Recommender System for Big Data in Education

https://www.ijert.org/building-personalised-recommendation-system-with-big-data-and-hadoop-mapreduce https://www.ijert.org/research/building-personalised-recommendation-system-with-big-data-and-hadoop-mapreduce-IJERTV3IS042291.pdf Recommender systems are found in many e-commerce applications today. Recommender systems usually provide the user with a list of recommendations that they might prefer, or supply predictions on how much the user might prefer each item. Two common approaches for providing recommendations are collaborative filtering and content based filtering. By combining these two approaches, hybrid recommendation systems can be developed that considers both the ratings of the user and the item's feature to recommend the items to the user. The features of limited amount of data can be analyzed with the existing data analysis tools but when considering an e-book dataset of size in Terabytes, a big data analysis tool such as Hadoop is used. Hadoop is a software framework for distributed processing of large data sets.
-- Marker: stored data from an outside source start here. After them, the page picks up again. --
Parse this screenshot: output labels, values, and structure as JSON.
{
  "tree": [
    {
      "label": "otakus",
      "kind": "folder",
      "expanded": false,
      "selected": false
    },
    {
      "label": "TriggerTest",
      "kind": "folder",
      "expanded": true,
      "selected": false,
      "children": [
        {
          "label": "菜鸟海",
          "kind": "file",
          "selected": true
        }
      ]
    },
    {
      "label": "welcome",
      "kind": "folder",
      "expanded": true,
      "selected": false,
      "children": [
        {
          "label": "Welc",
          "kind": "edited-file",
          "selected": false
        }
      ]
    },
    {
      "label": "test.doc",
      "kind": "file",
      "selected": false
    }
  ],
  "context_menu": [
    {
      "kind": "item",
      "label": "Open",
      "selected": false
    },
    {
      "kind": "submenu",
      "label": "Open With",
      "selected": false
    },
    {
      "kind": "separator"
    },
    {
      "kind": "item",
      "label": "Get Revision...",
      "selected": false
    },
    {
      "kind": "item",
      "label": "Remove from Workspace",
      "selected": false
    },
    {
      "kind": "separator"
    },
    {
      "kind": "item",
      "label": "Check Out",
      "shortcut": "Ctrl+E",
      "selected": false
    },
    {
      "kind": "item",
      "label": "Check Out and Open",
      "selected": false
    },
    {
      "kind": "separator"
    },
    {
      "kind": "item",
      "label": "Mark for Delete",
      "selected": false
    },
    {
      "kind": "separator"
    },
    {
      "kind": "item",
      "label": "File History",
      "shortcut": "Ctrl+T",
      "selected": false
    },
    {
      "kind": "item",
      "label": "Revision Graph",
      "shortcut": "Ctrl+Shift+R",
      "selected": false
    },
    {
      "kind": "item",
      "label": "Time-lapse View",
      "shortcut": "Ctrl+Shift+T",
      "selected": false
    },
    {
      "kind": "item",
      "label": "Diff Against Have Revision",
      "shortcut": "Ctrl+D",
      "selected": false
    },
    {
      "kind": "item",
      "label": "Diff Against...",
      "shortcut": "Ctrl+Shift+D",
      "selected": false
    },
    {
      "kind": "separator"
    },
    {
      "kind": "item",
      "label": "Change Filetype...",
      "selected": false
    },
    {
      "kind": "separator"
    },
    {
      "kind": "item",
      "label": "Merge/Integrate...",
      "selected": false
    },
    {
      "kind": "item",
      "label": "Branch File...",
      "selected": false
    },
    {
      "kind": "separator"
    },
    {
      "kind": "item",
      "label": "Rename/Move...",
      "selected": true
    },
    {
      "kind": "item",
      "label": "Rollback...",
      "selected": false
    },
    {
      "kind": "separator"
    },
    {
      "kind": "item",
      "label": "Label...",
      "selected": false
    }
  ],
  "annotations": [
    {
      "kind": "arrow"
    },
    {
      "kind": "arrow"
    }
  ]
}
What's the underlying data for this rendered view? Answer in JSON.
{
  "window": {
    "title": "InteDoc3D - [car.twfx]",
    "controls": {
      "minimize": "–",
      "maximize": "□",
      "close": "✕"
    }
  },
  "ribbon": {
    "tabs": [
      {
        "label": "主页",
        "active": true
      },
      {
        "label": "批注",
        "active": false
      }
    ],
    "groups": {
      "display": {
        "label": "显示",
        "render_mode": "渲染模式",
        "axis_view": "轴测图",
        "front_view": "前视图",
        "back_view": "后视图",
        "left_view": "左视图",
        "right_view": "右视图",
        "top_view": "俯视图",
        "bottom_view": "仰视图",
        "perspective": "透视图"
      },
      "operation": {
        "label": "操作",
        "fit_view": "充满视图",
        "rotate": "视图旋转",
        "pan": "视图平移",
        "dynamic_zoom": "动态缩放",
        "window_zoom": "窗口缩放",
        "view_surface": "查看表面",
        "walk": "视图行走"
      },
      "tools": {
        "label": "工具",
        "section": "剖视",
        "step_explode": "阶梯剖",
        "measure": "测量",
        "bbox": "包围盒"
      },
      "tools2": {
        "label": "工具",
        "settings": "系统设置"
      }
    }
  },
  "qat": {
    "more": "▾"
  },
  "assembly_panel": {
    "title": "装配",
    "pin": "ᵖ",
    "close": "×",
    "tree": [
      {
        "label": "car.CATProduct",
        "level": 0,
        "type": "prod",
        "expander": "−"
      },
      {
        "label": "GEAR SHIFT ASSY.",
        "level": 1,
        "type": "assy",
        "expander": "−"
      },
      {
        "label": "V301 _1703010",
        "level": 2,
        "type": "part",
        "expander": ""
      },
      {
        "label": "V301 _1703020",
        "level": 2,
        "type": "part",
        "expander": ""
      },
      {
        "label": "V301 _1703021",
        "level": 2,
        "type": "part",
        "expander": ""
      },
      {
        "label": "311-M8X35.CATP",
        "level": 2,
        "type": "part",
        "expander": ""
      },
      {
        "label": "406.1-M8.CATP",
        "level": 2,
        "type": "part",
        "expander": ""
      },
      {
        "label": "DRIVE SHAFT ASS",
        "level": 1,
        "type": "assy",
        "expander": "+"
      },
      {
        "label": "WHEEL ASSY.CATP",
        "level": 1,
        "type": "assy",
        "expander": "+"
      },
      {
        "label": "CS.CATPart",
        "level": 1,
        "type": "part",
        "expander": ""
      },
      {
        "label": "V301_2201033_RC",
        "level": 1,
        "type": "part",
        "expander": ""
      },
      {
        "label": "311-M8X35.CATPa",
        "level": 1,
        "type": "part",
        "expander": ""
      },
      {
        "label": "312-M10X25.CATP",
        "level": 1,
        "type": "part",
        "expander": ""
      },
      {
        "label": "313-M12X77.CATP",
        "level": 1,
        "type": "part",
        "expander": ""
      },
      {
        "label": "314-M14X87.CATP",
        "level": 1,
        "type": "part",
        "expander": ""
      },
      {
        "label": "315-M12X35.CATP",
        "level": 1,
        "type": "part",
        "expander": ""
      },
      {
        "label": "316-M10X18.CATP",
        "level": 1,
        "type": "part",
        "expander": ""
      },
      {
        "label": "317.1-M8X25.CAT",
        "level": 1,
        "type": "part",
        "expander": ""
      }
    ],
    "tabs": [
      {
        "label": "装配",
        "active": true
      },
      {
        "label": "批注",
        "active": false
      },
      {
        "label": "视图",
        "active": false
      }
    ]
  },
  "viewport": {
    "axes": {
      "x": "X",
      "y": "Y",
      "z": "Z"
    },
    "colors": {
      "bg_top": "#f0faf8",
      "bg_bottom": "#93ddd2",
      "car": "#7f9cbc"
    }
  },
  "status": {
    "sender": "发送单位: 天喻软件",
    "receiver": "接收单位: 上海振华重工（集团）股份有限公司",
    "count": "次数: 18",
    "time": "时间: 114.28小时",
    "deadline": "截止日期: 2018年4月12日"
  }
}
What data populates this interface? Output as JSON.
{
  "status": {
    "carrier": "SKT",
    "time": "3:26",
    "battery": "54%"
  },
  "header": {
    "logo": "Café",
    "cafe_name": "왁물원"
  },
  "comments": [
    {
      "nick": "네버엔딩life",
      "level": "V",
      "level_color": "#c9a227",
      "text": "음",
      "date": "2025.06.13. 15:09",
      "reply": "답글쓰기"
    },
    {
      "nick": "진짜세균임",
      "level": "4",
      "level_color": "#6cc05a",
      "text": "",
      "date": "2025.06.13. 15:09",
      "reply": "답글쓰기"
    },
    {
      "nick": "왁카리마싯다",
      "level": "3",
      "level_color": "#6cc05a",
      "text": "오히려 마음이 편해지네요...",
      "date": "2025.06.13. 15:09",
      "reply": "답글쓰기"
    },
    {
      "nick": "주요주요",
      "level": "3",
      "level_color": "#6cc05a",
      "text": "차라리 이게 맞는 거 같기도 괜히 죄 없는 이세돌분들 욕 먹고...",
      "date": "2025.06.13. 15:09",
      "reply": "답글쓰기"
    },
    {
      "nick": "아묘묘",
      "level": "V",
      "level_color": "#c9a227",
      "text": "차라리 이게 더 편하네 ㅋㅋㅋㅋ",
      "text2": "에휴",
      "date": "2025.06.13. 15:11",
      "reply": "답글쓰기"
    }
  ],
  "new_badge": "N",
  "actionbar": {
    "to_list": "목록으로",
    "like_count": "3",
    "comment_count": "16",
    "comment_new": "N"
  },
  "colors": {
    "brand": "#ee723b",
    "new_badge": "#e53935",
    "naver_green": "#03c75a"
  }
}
Hadoop uses MapReduce paradigm to perform distributed processing over clusters of computers to reduce the time involved in analyzing the item's feature (keywords of a book). The proposed system is reliable and fault tolerant when compared to the existing recommendation systems as it collects the ratings from the user to predict the interest and analyses the item to find the features. The system is also adaptive as it updates the rating list frequently and finds the updated interest of the user. Experimental results show that the proposed system is more accurate than the existing recommender systems.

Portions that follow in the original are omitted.